Published on July 12, 2012July 12, 2012 by beatingcowdensLeave a comment

It felt like anger at first, but it isn’t. Sometimes even at my age I forget things I already knew about myself.

I cry when I am frustrated and overwhelmed.

I am not really angry. That takes up too much energy and I have none to spare. To be angry there has to be a target of your anger. And really, who or what am I going to be angry at? And what purpose would it serve?

Now frustrated is a different story. Frustrated is when the control freak can’t sit long enough to organize the pile on her desk.

Frustrated is the dead sod in the yard, and the cucumber and zucchini that seem to have developed a “creeping crud” fungal infection.

Frustrated is when old “life” problems, like credit and identity theft issues that were solved three years ago start taking up time, and there isn’t much to spare.

Frustrated is when you can’t get a doctor who takes your insurance (despite countless phone calls) to order the tests you need so you can stay well enough to be on top of the (not so bright) doctors who are treating your daughter.

Frustrated is trying to plan some FUN events when doctors appointments keep getting in the way.

Super frustrated is having to go to NYC to see the knee surgeon tomorrow, on a perfectly nice – I should be scheduling a play date for my kid- kind of day.

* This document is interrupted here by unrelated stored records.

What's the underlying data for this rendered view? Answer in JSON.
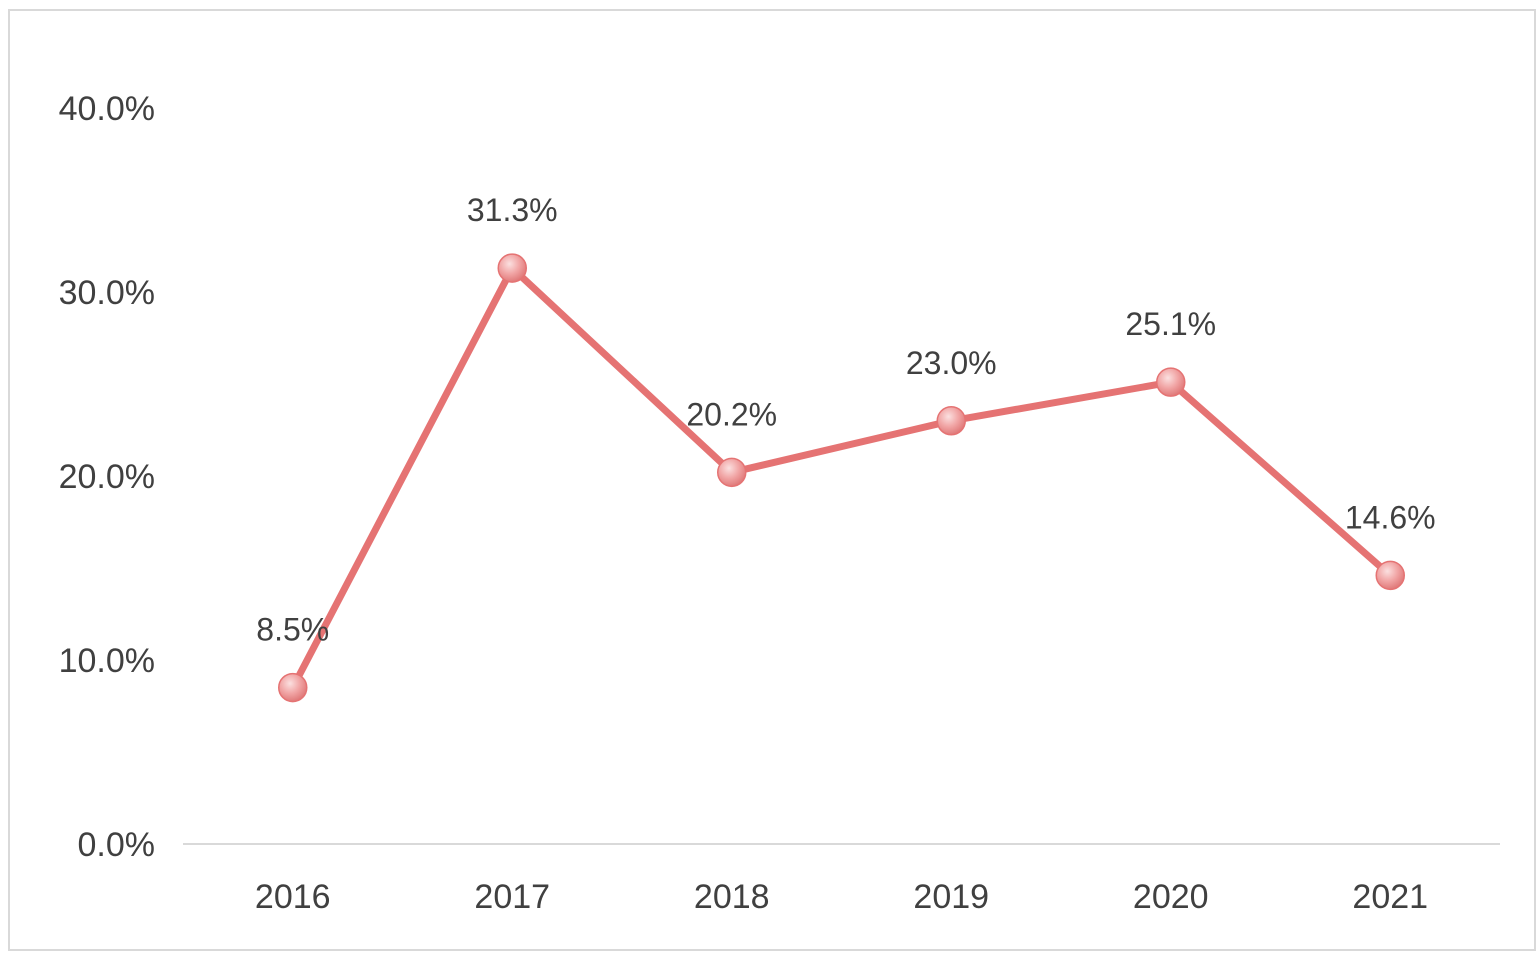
{
  "chart_data": {
    "type": "line",
    "categories": [
      "2016",
      "2017",
      "2018",
      "2019",
      "2020",
      "2021"
    ],
    "series": [
      {
        "values": [
          8.5,
          31.3,
          20.2,
          23.0,
          25.1,
          14.6
        ],
        "data_labels": [
          "8.5%",
          "31.3%",
          "20.2%",
          "23.0%",
          "25.1%",
          "14.6%"
        ],
        "color": "#e57373"
      }
    ],
    "ylim": [
      0,
      40
    ],
    "y_ticks": [
      0,
      10,
      20,
      30,
      40
    ],
    "y_tick_labels": [
      "0.0%",
      "10.0%",
      "20.0%",
      "30.0%",
      "40.0%"
    ],
    "grid": false,
    "axis_color": "#d9d9d9",
    "text_color": "#404040",
    "marker_color": "#f1a5a5",
    "title": "",
    "xlabel": "",
    "ylabel": ""
  }
}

Frustrated is being unsure how to get my point across without being escorted out by security, and/or without scaring my kid.

Frustrated is going to the appointment alone- when I really want my husband there, but knowing it is not the kind of appointment he should take off work for.

Frustrated is wanting so badly to let some of this worry go, and knowing I can’t.

Frustrated is a new medical issue, every time I turn my head.